Having gone through 3 different therapists, I think KaraBulut's counsel is very good, particularly those bolded. First of all, congratulations on seeking help. Many are too proud, embarrassed or aren't ready to ask others for help, so good for you! I had to go through several therapists because I too did not 'click', primarily because I was not completely comfortable (for whatever reason) being totally honest. This was a complete disaster and waste of time.

Based on my experience w/ therapists, don't feel any angst about terminating his/her services - your call with no apologies. Further, don't be shy about 'interviewing' or shopping for a therapist during the initial visit to discuss your problem, your goals, and by all means discuss the type of therapy (psychoanalytic, behavioral, cognitive, etc.) that best suites you.
 
I'm willing to admit that I have been to therapy before, while in high school. As cliche as it sounds, the whole gay-depression thing. The burden of being in a Catholic High School didn't help either. Spent most of the sessions talking about my dad and his homophobia. The only two things I got out of it was the fact that...

1. You can't change people, only yourself.
2. You're stuck with your blood family; so either love them or ignore them.

When you combine those two things with what I stated above, you come to realize that you are going therapy to basically bitch about someone that you have no control over. No reason to pay someone to complain about things we cannot change. This is my personal experience with therapy.

However, I should say if you ever find yourself lying to a therapist, I would strongly suggest finding a new one. They can't help you get better if you are not honest with yourself. Reckon I don't know anything about your situation but if the relationship ever reaches the "check-in" stage (meet less than once a week), I would stop going altogether.
 
I think this is pretty common with therapists, I mean its not an exact science or anything. I think if your going to a therapist for something, usually what your going for is a symptom of your problem, not the cause.
Finding the "cause" is not as easy. I went to 4 therapy sessions earlier this year - and found out that I had already done all the things the therapist suggested.
There was some value in going, since i found it more therapeutic talking about common "bad" experiences with the therapist than getting advice like learning how to breath, etc.

A good therapist will...

Not be emotionally drained themselves. there is such a thing as compassion fatigue, so newer therapists are often better than ones who have been doing it a long time.

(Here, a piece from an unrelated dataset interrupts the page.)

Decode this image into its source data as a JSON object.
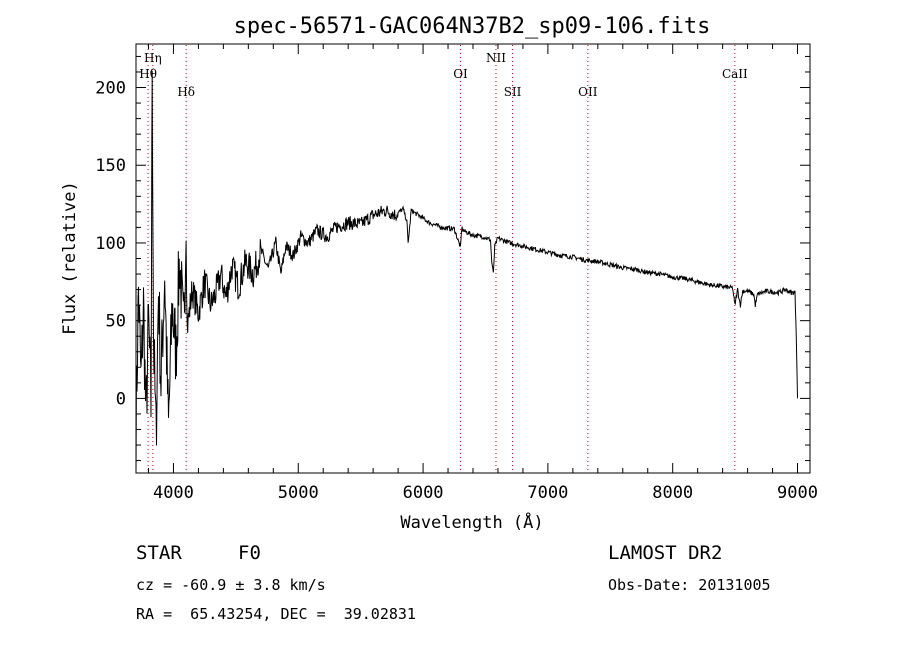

Be able to relate to your problem in some way. Meaning, if your having marriage problem and your therapist has been though 4 divorces, then maybe not such a good fit.

hope this help.
 
Thanks for your replies all. I'm off to session number 5 in a few minutes. I'll post a quick update when I'm back. :)
 
Okay, well, apparently we weren't supposed to evaluate for a few more weeks, but I said that I did feel the need to. Only managed to do that near the end, so we're going to do that next week.

Before that, I want to put on paper what I want to say and what I expected and still expect. It'll help me to collect my thoughts.